EC9. ChatGPT processes the supplementary prompt, seeking clarifications on its queries. Once it assimilates the provided information, it then curates a detailed presentation outlining the necessary roles for the project.

ChatGPT: “Based on the additional details, I suggest the following roles and responsibilities for your team members…”.

ChatGPT: “…The specifics of these roles might need to be adjusted based on the specifics of your team and your project, but this should give you a good starting point.”

EC10: Based on the specific prompt test iteration, various role specifications are displayed. Moreover, in every cycle, ChatGPT underscores the potential need for modifications to the roles e.g.: “The specifics of these roles might need to be adjusted based on the specifics of your team and your project, but this should give you a good starting point.”

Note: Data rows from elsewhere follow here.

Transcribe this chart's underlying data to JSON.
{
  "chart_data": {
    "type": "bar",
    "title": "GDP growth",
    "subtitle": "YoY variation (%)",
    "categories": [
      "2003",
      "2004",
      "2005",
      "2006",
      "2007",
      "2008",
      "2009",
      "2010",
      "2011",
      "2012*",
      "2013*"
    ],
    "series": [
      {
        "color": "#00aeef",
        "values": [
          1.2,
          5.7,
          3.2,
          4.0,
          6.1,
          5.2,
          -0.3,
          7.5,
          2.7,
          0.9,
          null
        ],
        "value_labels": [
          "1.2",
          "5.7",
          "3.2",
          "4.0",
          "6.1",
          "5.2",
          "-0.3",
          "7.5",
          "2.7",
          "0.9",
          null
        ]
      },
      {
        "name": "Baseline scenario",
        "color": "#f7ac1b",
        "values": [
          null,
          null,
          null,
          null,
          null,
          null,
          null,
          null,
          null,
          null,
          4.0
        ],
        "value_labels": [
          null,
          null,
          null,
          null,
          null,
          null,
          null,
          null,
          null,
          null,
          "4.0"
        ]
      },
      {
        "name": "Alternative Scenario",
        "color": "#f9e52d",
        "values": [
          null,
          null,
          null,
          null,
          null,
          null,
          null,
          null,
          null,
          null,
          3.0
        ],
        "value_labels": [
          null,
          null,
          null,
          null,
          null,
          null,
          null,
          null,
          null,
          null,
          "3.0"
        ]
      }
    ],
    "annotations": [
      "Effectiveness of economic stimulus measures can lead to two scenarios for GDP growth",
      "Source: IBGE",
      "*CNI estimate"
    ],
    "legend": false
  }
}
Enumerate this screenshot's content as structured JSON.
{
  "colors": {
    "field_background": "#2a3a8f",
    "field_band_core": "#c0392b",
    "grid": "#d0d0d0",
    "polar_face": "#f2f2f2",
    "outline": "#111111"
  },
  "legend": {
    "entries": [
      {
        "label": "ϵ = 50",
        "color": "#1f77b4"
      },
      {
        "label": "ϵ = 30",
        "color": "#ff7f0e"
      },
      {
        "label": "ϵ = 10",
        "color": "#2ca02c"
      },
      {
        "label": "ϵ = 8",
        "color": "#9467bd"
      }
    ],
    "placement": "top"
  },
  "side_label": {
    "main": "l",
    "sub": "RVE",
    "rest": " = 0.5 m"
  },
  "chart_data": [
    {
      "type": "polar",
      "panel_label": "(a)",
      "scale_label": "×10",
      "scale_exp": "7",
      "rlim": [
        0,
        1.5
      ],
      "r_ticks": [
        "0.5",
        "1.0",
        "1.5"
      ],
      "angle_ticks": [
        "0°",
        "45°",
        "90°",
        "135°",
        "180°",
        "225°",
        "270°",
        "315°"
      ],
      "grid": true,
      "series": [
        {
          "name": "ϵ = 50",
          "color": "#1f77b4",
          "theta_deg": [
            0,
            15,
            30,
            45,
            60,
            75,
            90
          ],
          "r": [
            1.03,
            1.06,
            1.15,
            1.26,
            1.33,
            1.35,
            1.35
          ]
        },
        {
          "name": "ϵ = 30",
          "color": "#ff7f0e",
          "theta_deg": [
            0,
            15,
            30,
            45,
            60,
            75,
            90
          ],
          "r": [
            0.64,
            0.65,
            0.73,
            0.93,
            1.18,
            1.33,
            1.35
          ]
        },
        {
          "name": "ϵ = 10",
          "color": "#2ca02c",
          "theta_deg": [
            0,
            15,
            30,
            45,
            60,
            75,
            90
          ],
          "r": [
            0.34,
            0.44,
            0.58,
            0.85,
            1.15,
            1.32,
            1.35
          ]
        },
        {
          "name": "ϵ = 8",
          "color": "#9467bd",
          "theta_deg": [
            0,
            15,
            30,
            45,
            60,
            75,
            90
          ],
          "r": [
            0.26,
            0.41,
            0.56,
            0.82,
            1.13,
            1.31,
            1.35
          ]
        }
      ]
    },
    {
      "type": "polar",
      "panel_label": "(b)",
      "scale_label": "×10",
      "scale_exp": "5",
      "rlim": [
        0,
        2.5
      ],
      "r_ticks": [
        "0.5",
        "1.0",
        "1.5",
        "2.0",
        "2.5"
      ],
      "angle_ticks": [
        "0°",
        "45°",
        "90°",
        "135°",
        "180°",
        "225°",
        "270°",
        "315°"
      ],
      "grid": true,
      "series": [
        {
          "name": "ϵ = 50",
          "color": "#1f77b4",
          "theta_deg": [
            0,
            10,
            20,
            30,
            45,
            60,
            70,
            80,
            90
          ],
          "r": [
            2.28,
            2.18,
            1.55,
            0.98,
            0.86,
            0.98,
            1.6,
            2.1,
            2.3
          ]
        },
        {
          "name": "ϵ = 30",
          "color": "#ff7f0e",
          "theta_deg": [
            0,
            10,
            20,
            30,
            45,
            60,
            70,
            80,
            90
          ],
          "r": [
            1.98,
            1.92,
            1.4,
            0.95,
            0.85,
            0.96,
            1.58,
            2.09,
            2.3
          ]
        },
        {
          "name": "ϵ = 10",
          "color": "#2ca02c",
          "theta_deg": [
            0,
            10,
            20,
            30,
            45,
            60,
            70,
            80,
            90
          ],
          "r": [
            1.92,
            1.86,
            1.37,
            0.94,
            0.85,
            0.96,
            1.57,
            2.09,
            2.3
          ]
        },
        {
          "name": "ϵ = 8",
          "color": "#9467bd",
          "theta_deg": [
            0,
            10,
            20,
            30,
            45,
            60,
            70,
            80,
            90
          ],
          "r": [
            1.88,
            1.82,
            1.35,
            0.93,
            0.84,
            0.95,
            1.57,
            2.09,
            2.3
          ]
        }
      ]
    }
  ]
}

In test round 3 prompt iteration is demonstrated. Additional requests to the previous prompts can be made and ChatGPT adapts responses to the additional information given.

EC11: ChatGPT responses to prompt iterations based on user instructions and can understand additional clarifications.

figure f

4.4 Empirical Contributions

ChatGPT's ability to adapt and provide actionable insights is central to the ECs. EC1 focuses on ChatGPT's initial engagement, where it asks contextual questions and presents preliminary requirements in a table. EC2 offers a revised set of requirements based on additional user input. EC3 shows that ChatGPT can autonomously prioritize requirements, even without explicit instruction. EC4 and EC7 emphasize its adaptability to iterative prompts and its capability to understand further clarifications. EC5 and EC6 highlight ChatGPT's awareness of stakeholder and managerial support, offering actionable recommendations for enhancing customer relationships. EC8 through EC11 delve into role clarification, where ChatGPT not only asks additional questions for clarity but also provides a detailed outline of necessary roles, emphasizing that these may need adjustments based on specific project needs. Overall, the ECs demonstrate ChatGPT's versatility in adapting to user needs, understanding project complexities, and offering tailored recommendations.

ChatGPT's proficiency in understanding context and delivering tailored outputs is evident in the main results, PECs. PEC1 showcases ChatGPT's ability to seek clarifications and offer high-level requirements in a structured table format. PEC2 highlights its role as a steering group member, where it not only delivers the requested presentation but also provides actionable suggestions, albeit with some variability across iterations. PEC3 demonstrates ChatGPT's skill in role clarification, presenting initial role descriptions complete with responsibilities and required skills, while also acknowledging that these roles may need to be fine-tuned based on actual project requirements. Collectively, the PECs underscore ChatGPT's capabilities in offering structured, actionable insights while adapting to varying project needs and contexts.

5 Conclusions

In this initial study we have demonstrated how prompt engineering can be used to solve agile software management problems. We developed an APM pain point model and for each of the pain point, we have now crafted a prompt pattern that can used to consult or even solve the problem related to the pain point. Three patterns were introduced in the paper. The future research looks forward to introducing more patterns.